Francisco Pacheco Beltrán was the editor for El Foro de Taxco, a print newspaper in Guerrero, since the early ‘90s. As he became more technologically savvy and access to the internet spread, he migrated the publication to a website and eventually to Facebook. Pacheco Beltrán was shot twice outside of his house on April 25, 2016. Since then, his children keep publishing El Foro de Taxco, often via Facebook and more regularly via a WhatsApp newsletter. Five years after Pacheco Beltrán’s murder, the entire content of his Facebook page was deleted after unknown users tried getting into the account and flagged the content as inappropriate. 

Facebook founders never realized the platform would become essential in homicide cases of slain reporters in Mexico. And above all, they never realized that content — hosted in their servers along with selfies and puppy videos and recipes for feta cheese pasta — would become the legacy of victims of systemic violence and an essential piece of truth-seeking and collective memory for an entire people. They never thought the community standards created for their users in the U.S. would later be applied to small towns across Mexico to obliterate local reporting produced by murder victims.

Evidently, Facebook is not responsible for the lack of freedom of expression in Mexico, nor for the murders of these journalists. However, criminal responsibility is not the only kind of demand that can be made. 

Facebook is responsible for offering a one-size-fits-all publication service around the world without proper training for their regional-based or regional-specific task forces so that they can assess, study and analyze the unique risks faced by its users. Facebook is also responsible for not providing tailored resources that human rights defenders, environmental defenders and local reporters can benefit from or that at least can serve as an extra layer of protection. Facebook has the entire power structure, toolkit and resources of Silicon Valley that can surely provide some sort of screening for threats targeting defenders. Especially in countries like Mexico, where a well-intended cooperation agreement with prosecutors’ offices might not be enough, especially if these are corrupt. 

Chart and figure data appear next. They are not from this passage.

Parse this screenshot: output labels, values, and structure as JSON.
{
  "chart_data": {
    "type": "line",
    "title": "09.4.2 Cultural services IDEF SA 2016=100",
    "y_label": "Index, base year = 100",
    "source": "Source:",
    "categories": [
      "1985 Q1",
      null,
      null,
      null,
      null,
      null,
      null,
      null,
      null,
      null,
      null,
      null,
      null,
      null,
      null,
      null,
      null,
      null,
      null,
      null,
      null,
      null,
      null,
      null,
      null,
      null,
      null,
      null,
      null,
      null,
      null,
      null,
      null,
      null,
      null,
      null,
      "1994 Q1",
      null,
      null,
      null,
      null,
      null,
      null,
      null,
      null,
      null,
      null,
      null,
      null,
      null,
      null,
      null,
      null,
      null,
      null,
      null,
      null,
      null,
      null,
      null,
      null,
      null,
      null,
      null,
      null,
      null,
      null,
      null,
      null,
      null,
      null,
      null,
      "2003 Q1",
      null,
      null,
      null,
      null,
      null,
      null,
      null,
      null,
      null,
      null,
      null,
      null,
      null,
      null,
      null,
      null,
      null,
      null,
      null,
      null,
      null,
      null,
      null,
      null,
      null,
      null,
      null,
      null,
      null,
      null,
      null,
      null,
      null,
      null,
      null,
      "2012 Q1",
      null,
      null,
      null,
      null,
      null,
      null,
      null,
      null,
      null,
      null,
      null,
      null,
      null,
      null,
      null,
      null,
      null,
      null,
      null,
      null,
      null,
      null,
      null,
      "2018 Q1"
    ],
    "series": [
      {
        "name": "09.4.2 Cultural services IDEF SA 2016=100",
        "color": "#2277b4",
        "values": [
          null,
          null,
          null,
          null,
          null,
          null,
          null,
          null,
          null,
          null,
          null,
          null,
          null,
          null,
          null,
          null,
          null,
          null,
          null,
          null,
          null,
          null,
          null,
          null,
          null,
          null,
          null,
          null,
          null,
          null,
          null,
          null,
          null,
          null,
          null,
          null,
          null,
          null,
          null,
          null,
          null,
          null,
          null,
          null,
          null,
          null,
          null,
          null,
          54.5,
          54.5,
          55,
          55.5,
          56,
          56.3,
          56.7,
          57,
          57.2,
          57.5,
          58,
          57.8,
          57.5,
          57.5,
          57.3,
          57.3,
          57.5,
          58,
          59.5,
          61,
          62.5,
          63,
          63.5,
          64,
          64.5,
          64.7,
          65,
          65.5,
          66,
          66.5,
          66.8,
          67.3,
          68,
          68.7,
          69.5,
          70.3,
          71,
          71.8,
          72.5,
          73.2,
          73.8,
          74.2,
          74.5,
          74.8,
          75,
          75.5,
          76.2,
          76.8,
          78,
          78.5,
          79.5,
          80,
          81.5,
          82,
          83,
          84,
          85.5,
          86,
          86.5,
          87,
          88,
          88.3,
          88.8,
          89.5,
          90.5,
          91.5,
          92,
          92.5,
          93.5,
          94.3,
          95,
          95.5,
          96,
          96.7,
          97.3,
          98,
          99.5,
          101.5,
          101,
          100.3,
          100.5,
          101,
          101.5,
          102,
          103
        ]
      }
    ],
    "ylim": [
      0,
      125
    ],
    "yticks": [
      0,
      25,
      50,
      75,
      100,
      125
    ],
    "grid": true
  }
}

Here’s what Facebook can do: 

  1. Work with national-based organizations to help identify local journalists working on the platform.
  2. Give news outlets based on the platform the recognition of information-providers, without asking them for documentation of a legal entity that most local reporters don’t have because going through that process often represents entry barriers such as funds, access to a notary, legal literacy, etc.
  3. Offer a security briefing or course on how to protect personal information and other sensitive material. 
  4. Help document, flag and analyze threats via a simplified report including trends in time and metadata so the journalist can assess risk by themselves without depending on a local prosecutor to get forensics of the threats in case they’re either colluded or overwhelmed by case files.
  5. Safeguard and protect the coverage of these reporters, firstly merely by recognizing it as such and secondly by memorializing that content as it deserves if they’re murdered, and also because its public record of local microhistory.